I clear my throat, walk away to get a glass of water. When I return, Emily looks at me. Her eyes are wide. She has dark eyes, and in the wrong light they appear almost black. But in them, there is intelligence and compassion. I drink from my glass and say, “I feel as though I have made a deal with the devil. No, I am certain that I have.”

Our theory – we treated it almost as a game, something light to indulge our curiosity – has become that the man was highly intelligent, and yet also delusional. He may or may not know Sherlock Holmes. He certainly claims that they have never met in person. I had believed at first that the Professor was an amateur detective himself and found the existence of Holmes to be a threat. But the truth is stranger than that.

The truth chills my soul.

“How can you hate a man you have never met?”

The Professor wags a finger. “A good question. You are full of good questions. No answers. But that is the nature of your profession. You rely on your patients to do the heavy lifting. It would not do for you to supply answers. To cow them with your intellect.”

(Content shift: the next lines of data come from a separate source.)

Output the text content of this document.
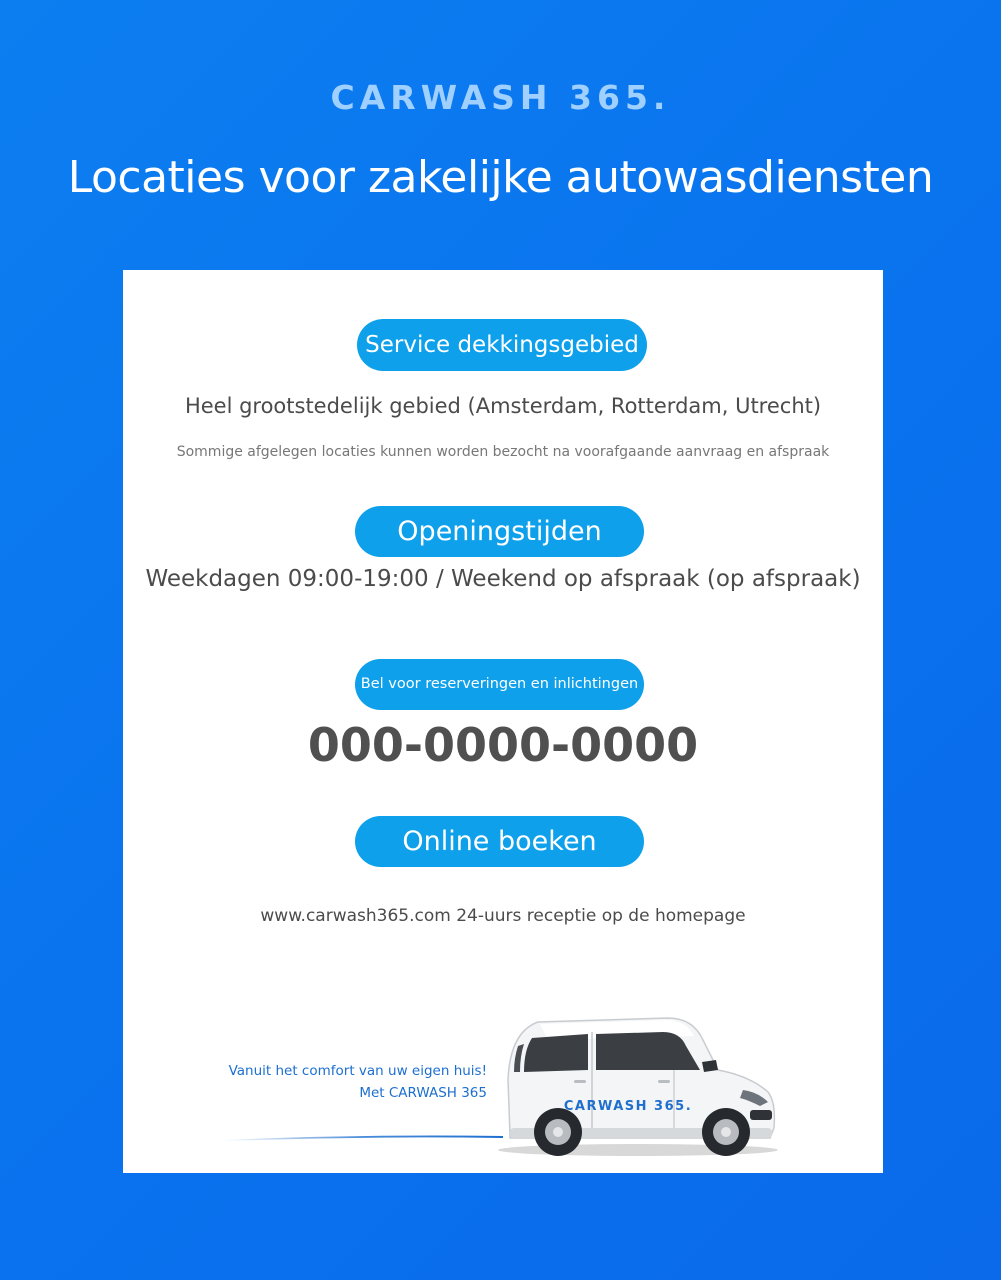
CARWASH 365.
Locaties voor zakelijke autowasdiensten
Service dekkingsgebied
Heel grootstedelijk gebied (Amsterdam, Rotterdam, Utrecht)
Sommige afgelegen locaties kunnen worden bezocht na voorafgaande aanvraag en afspraak
Openingstijden
Weekdagen 09:00-19:00 / Weekend op afspraak (op afspraak)
Bel voor reserveringen en inlichtingen
000-0000-0000
Online boeken
www.carwash365.com 24-uurs receptie op de homepage
Vanuit het comfort van uw eigen huis!
Met CARWASH 365
CARWASH 365.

I shrug. I have begun to feel more comfortable in his presence. “It is healthier for the patient to come to their own—”

“I have had men killed for asking bad questions,” he says. Quietly.

I almost laugh. It’s there. In my chest. Bubbling up to the surface, ready to break the tension. But he’s serious. Deadly serious. Looking at me now with those blue eyes, capturing me, letting me know that he will only tolerate me for so long before he snaps.

“You have?”

“I have had men killed,” he says, as though correcting himself. “This doesn’t surprise you, does it?”

“I had my suspicions that your activities were not entirely legal.”

He smiles at that. “You thought that I was a detective. That my enmity regarding Mister Sherlock Holmes was simple professional jealousy. I can read you, my dear Alienist. Perhaps better than you can read me.”

“You are a man who endeavours to be the best in his field.”

“In any field. And I am,” he says. “I am the greatest villain of this age. A criminal mind such as this world has never known. More than a killer, like Jack the Ripper, more than a thief. I control such men. I direct them. There is not a deviant act that occurs within this city that I do not have a hand in.”

“Does that include … ?”

“The Ripper is something else entirely, I admit. Even God may occasionally miss the beat of a sparrow’s wings. By acknowledging my fallibility, I am able to better prepare for the future.”

The comparison to God goes unremarked. My wife and I have already written on his extreme egotism; a need to feel as though he is at the centre of all things. His self-perception is that of a spider at the centre of a web, reaching out and controlling all things in his domain with a simple flick of his limbs.

“That is why I am at conflict with the detective, despite our never having met,” he says. “We are flip sides of the same coin, I fear. He is the only one in this godforsaken world who may match my own intellect. And yet he chooses to ally himself with tradition and order.”

“And you?”

“Oh, do not be so blasé as to believe I chose evil,” he says. He shakes his head, and his expression is the same as if he were talking to a child. “If I chose anything, I chose chaos. And for good reason. The great detective would prefer the world to remain entirely as it is: static and dull and uninteresting. He would have made a fine academic in that sense. Tell me, have you read the work of Charles Darwin?”

“I have.”

“And?”

“He makes many interesting points about the evolution of life on this planet.”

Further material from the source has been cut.